Department of Fish and Wildlife crews are examining and relocating bighorn sheep and studying deer in the Eastern Sierra this week. Fish and Wildlife Public Information Officer Andrew Hughan said that more than two dozen volunteers from around the state are working closely with Fish and Wildlife biologists and regional staff to capture, evaluate and relocate healthy bighorn sheep in the Sierra Nevada range. Hughan provided this report on sheep and deer activities:
The sheep are part of a herd located north of Bishop that are being translocated to the western slope of the Sierra to expand the range of the federally listed species.
The 11 animals moved will form the tenth individual small group created since the bighorn repopulation program began in the early 1990s. The federal government has said that once 13 groups are formed and sustained, the Sierra Nevada bighorn will become a candidate for delisting as an endangered species.

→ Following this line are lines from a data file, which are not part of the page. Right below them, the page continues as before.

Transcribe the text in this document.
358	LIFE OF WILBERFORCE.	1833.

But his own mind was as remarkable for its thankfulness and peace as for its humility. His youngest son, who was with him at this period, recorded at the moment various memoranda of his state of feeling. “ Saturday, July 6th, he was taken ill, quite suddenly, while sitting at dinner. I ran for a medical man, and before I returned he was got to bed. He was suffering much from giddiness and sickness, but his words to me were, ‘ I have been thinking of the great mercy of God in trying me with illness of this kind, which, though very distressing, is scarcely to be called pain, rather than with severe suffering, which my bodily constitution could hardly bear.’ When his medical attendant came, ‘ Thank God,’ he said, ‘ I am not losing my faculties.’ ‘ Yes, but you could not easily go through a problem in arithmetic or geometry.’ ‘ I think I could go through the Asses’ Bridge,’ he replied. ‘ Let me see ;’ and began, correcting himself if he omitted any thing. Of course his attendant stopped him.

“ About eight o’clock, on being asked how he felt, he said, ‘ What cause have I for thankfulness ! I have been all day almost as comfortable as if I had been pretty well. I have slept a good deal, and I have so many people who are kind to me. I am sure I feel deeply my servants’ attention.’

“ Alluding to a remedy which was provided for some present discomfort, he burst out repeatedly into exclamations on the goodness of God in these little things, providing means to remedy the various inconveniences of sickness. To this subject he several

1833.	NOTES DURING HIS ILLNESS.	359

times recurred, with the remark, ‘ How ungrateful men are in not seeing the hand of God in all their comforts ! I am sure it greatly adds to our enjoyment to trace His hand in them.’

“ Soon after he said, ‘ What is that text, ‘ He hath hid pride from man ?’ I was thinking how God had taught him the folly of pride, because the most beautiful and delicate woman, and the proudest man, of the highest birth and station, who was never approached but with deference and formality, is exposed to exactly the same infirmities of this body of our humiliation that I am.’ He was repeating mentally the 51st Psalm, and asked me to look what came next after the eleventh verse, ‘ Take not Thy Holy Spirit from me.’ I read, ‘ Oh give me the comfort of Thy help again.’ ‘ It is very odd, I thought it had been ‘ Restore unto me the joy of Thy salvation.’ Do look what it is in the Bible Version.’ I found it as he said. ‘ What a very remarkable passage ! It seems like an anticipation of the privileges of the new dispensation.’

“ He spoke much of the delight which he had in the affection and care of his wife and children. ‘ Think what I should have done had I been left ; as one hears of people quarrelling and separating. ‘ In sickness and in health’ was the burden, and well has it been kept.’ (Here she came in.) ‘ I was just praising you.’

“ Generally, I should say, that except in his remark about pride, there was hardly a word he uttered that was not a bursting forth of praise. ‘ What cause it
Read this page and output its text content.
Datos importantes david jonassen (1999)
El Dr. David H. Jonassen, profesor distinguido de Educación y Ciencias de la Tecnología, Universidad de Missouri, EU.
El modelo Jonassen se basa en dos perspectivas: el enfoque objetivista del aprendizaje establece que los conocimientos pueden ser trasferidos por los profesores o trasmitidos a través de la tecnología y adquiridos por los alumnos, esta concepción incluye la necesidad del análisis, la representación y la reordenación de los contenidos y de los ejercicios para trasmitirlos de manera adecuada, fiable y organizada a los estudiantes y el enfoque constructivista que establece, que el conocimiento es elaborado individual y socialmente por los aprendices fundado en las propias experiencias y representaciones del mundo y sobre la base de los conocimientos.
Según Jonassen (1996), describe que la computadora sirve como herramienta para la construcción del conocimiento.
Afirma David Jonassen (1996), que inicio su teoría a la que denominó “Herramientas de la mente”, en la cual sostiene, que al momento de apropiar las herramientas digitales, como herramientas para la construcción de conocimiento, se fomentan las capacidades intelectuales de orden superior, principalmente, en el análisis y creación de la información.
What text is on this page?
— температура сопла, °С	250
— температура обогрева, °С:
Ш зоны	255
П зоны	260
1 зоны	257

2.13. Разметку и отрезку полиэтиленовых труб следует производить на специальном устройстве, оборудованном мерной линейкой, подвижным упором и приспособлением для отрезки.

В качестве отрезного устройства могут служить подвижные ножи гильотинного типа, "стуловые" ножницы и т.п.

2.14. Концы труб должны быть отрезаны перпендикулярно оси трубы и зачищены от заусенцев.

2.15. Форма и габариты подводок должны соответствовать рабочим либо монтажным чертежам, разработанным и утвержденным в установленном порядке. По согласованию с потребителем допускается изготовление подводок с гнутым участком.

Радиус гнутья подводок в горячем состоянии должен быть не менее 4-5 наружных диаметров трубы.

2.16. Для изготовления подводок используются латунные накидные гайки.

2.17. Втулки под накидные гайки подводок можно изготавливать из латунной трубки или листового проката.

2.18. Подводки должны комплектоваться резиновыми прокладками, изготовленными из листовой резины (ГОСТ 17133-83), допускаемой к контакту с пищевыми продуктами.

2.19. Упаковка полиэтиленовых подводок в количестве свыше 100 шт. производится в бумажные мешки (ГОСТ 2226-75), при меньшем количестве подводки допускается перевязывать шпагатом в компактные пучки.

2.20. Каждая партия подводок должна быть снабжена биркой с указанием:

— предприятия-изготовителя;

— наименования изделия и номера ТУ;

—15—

Fish and Wildlife biologists estimate it will be at least another three years before the sheep population reproduces enough lambs for biologists to continue the repopulation effort and create the 13 groups.
CDFW biologists, staff and volunteers also worked together on Thursday to collect, evaluate, tag and return California mule deer to their home ranges near Bishop.
Mule deer are abundant in the Eastern Sierra, and scientists have long sought an accurate way to estimate their population and general health. This week marked the beginning of a five-year study that will involve capturing dozens of deer from three different established herds, bringing them to a base camp where they will be given a full veterinary evaluation (measurements, blood, and DNA samples taken) and then returning them to the range. Processing an animal, from start to finish, takes less than an hour.
Each animal is fitted with a brightly colored UHF tracking collar that will send location data to CDFW. This will allow staff to monitor movements of the animals and the herd as a whole, over time.